THE leader of crisis-hit Aberdeen city council yesterday defiantly refused to resign in the face of a mounting storm of protest over the scale of the authority's £50 million budget cut target.
Councillor Kate Dean was accused by opposition councillors of heaping "calamity upon calamity" on the running of the city authority at a meeting of the council's urgent business committee.
But she angrily turned on the opposition and called on
them to stop sniping from the sidelines and join the administration in helping chart of way out of the city's financial crisis.
The bitter exchange came at the first meeting of the authority since the revelations earlier this week in a leaked confidential report that the city council must make cuts totalling £49.7 million this year – almost double the previous estimate of £27 million.
Councillor Dean claimed at the meeting that the £49.7 million total was not new and that all the figures about the council's savings had been contained in the budget papers, published earlier this year, or approved by the council at a meeting last October.
She said: "This is not a case of suddenly doubling the savings. These are savings and figures that we have all been aware of for some time."
But Councillor Willie Young, the secretary of the Labour group, told Councillor Dean she was "deluded" if she believed "everybody" knew about the £49.7 million figure.
He claimed: "The fact remains that everybody thought it was £27 million in budget cuts rather than £49.7 million. Indeed, when speaking to some of the members of your own group they were of that opinion."
Councillor Young said the crisis had become an "embarrassment" for the city and claimed the business community "no longer had trust" in the council leadership.
He called on the leader to "consider" her position.

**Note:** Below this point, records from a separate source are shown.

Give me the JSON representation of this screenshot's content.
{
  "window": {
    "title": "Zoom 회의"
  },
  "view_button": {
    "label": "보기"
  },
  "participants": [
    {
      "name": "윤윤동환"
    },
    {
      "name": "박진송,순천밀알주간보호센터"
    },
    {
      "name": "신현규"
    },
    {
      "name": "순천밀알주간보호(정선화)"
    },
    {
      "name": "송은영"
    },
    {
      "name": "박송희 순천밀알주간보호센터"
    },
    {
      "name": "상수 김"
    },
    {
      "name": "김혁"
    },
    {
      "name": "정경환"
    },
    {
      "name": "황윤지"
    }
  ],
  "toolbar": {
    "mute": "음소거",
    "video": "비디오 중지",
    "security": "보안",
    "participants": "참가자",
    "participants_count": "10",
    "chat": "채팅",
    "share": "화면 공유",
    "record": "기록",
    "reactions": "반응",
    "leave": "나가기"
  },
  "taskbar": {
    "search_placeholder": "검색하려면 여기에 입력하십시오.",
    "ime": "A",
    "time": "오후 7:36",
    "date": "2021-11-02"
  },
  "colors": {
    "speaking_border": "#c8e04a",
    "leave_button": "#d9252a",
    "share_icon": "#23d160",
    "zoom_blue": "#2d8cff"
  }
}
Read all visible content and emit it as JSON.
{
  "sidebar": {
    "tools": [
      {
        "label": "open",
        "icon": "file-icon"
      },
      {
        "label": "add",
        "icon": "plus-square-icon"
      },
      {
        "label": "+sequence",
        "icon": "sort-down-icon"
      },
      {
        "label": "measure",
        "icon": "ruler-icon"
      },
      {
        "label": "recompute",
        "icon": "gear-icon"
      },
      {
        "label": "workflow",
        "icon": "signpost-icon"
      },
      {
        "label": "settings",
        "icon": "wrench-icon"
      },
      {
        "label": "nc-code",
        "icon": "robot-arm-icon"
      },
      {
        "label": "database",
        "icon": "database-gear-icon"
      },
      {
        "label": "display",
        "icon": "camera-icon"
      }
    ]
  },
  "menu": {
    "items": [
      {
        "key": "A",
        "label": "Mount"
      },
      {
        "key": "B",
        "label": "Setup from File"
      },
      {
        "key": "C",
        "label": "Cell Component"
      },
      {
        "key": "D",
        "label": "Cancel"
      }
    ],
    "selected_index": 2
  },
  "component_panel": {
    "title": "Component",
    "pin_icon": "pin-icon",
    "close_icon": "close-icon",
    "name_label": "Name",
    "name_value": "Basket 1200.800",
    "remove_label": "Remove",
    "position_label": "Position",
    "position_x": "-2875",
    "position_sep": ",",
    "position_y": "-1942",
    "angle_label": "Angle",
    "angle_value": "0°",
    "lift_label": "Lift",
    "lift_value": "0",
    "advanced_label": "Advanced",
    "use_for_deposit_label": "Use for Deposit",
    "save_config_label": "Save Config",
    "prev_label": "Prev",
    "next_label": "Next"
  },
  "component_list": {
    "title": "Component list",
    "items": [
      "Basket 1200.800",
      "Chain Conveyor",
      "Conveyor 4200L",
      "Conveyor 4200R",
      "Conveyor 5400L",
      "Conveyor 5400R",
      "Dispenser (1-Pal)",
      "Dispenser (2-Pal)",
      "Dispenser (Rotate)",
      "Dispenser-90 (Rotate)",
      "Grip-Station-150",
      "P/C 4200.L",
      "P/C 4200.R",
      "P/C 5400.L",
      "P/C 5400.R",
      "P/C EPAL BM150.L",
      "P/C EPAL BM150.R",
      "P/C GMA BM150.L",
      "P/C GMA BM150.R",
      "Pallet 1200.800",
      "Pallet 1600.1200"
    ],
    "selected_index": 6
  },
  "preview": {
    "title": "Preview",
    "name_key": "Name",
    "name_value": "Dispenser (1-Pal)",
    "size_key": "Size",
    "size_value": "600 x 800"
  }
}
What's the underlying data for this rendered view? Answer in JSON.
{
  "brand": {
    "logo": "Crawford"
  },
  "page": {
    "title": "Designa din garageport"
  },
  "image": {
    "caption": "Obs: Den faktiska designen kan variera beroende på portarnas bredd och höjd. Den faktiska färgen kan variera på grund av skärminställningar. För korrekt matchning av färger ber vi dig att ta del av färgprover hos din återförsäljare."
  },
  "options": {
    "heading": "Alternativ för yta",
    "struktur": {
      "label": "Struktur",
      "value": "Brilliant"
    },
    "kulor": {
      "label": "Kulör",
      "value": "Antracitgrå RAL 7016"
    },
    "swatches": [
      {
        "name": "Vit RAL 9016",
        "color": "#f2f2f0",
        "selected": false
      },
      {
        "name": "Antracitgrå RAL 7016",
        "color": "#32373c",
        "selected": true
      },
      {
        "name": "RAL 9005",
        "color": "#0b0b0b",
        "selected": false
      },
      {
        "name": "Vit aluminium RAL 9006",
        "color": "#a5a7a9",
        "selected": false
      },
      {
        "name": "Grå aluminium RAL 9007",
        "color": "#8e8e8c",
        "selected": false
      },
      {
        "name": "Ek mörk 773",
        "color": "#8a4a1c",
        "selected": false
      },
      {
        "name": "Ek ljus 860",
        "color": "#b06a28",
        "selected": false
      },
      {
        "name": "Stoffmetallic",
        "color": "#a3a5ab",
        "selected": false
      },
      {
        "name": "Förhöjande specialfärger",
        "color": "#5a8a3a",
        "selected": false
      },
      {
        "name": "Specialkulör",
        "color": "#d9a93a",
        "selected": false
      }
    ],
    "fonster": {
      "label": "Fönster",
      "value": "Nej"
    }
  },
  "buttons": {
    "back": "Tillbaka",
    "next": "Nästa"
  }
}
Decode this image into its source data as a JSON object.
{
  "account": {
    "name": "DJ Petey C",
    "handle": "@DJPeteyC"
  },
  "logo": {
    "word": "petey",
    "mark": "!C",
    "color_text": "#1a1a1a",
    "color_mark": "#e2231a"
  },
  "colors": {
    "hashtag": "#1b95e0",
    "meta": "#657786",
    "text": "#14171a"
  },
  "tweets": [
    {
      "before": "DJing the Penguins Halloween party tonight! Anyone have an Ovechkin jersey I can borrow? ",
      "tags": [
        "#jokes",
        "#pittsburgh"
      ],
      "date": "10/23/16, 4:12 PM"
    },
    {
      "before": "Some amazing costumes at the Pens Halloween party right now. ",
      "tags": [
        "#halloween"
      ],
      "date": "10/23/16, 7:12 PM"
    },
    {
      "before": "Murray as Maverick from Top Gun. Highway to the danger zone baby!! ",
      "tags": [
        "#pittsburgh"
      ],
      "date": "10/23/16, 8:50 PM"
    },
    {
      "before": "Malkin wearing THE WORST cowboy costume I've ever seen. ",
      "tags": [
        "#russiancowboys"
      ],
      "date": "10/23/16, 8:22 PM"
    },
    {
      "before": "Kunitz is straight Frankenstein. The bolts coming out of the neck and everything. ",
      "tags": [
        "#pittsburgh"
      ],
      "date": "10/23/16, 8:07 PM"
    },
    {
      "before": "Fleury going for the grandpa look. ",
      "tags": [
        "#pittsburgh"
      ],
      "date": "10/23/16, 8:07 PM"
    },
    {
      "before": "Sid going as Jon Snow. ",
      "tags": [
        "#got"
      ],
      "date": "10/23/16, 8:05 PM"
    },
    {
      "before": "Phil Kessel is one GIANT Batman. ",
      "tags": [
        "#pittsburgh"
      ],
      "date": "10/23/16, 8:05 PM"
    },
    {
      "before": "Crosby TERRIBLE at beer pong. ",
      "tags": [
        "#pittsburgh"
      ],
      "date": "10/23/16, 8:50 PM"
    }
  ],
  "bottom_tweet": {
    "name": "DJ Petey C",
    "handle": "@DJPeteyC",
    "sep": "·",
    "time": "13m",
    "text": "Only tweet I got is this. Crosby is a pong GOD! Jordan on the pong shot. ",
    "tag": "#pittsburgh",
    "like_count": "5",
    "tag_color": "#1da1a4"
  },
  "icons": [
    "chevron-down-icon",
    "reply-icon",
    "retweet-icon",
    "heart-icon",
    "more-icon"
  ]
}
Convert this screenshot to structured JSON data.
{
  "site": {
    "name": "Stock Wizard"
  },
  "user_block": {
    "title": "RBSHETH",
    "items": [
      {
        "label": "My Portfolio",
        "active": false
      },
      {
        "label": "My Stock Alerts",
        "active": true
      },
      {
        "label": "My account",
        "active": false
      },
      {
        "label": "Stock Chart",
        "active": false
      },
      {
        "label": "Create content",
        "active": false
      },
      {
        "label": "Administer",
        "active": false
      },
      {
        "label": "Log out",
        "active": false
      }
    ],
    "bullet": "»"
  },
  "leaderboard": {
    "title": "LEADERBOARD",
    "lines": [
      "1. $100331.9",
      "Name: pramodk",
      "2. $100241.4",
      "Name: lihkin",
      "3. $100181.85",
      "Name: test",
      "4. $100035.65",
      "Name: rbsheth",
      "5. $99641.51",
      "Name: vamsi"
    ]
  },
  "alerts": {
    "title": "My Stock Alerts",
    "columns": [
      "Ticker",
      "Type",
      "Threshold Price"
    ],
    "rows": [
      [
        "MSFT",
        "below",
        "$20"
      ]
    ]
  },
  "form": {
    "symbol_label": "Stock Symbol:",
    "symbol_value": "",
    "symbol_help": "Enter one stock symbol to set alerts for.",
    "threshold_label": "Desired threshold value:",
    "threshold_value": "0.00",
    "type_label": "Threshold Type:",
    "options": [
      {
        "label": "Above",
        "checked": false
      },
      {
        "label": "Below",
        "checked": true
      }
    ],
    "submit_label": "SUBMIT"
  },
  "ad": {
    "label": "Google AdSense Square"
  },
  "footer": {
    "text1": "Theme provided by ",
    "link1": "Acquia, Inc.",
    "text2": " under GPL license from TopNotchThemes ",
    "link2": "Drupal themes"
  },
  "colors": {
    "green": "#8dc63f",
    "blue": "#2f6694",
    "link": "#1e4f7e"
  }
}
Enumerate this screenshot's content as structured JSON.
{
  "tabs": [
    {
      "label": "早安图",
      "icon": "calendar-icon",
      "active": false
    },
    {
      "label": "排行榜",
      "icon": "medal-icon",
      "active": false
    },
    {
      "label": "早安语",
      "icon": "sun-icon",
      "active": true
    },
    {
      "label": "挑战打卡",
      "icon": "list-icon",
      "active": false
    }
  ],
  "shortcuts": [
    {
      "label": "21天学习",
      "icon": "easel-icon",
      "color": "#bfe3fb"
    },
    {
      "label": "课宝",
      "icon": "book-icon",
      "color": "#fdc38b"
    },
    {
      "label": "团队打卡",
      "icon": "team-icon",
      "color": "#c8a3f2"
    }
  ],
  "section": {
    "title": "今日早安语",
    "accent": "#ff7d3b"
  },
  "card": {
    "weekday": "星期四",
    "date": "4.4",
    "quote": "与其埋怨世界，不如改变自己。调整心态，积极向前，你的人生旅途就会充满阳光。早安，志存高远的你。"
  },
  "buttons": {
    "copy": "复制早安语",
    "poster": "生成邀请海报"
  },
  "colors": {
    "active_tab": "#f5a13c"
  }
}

Councillor Dean's leadership was also criticised by another Labour councillor, Barney Crockett, who has been appointed as chair of the scrutiny panel.
He said: "We have long-term difficulties but short-term catastrophe. Calamity has been laid upon calamity in the last five years."
But Councillor Dean said: "As far as I am concerned I have been elected to do a job by the people of Aberdeen and by my colleagues around this council. I see no reason to stand down from that job."
The committee unanimously endorsed a series of recommendations to begin addressing the council's financial crisis. The 22 recommendations include a freeze on recruitment, a moratorium on new capital projects and a move towards a targeted early retirement programme and voluntary redundancy scheme for council employees.